How does this change affect local communities? Are neighboring stores going to collaborate to offer different formats for players to explore? That idea sounds exciting to me, and it’s not particularly difficult to implement.
There could be problems for players in more remote areas with few stores or even one local store within a reasonable distance. If their store creates a format they don’t want, they don’t have the option to go to another. But currently that’s true of every person who doesn’t like Standard because of Felidar Guardian and the like. This change only opens up more chances for a player to enjoy the formats offered.
Awkwardness could arise with players who are unaware of a given store’s Banned List, especially if they’re in an unfamiliar area, but given the relative rarity of bans and the speed at which we can spread information in 2017, I don’t see this being a significant problem, and one that will diminish over time as players adapt to the new world order.
The biggest downside I can see is for Magic content. We’re generally writing about competitive Magic, and the disconnect could make more casual players disinterested in our deck techs, sideboard guides, and new brews. But again, the differences here are not insurmountable. Players can take important lessons away from articles and videos and apply them to their specific situation.
Moreover, having localized Banned Lists could create added demand for content producers willing to cater to commonly used Banned Lists in the same way that player-driven formats like Cube, Commander, and Frontier have gained prominence over the years.
I would also be worried about how this changes the effects of bans on the secondary market. Will most stores simply follow the Competitive Banned List for simplicity’s sake, thus creating little, if any, change? If banned cards plummet in price regardless of individual FNMs allowing them, will players who bought them still feel slighted or will they be happy that they can still play with them? I’m assuming the latter, although some portion of them may still be locked out by their local communities, so even in the most optimistic scenario the problem isn’t completely solved.
This is far from the only solution for the problem, and it’s not a perfect one. The only thing I’m certain of is that regulating professional players and casual-competitive players with the same pen is a structural problem in Magic right now, and Banned List issues are a symptom of that issue rather than a problem in and of themselves.
The strongest solution likely entails a complete restructuring of professional Magic and Organized Play, which is unlikely to occur any time soon. I’ll end by urging that we not disregard radical solutions. Professional Magic started over twenty years ago with a much smaller community and when the internet was in its infancy.

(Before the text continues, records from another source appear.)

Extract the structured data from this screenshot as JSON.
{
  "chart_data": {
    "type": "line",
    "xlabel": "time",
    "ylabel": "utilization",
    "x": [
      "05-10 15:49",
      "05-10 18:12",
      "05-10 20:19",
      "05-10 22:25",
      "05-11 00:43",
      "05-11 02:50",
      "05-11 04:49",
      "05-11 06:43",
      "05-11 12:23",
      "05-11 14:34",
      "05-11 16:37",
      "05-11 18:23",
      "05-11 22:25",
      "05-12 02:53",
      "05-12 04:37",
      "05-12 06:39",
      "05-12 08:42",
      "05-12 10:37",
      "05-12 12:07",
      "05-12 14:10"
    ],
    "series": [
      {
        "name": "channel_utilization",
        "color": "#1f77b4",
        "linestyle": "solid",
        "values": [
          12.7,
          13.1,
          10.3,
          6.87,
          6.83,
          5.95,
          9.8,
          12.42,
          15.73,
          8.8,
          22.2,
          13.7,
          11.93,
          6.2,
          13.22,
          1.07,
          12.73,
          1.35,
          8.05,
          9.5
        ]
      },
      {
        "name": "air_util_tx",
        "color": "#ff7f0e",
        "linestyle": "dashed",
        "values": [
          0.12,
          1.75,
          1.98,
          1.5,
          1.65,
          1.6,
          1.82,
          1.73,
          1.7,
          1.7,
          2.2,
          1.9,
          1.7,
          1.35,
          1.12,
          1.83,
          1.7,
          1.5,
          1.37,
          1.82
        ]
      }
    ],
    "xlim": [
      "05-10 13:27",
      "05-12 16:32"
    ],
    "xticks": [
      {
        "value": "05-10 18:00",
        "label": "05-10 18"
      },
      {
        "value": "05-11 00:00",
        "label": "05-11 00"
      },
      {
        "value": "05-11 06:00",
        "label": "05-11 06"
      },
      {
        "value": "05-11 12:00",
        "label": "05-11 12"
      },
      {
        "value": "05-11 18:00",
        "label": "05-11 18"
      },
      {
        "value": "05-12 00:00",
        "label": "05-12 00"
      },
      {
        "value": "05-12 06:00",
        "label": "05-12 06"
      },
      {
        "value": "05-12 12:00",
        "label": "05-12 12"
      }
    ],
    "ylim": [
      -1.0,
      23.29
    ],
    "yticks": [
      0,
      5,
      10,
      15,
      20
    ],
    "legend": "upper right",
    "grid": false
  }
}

The world we live in today is much different, and Magic as a game has changed in significant ways. We have new mulligan rules, a stack system to make casting spells more intuitive, and damage no longer goes on the stack. But as the game changed, the tournaments stayed mostly the same. There are Pro Tours and Grand Prix that give out Pro Points. They have Swiss rounds followed by a cut to Top 8. The former are invitation-only and the latter are open to all.
What are the odds that we have all those things right?
We writers often encourage you readers to look for systemic issues with your gameplay. Rather than looking at each mistake in a vacuum, try to find the pattern and correct that pattern moving forward, whether it’s failure of role assessment or tunnel-visioning too often.
To ban Felidar Guardian or not is only the surface of the problem. Look deeper.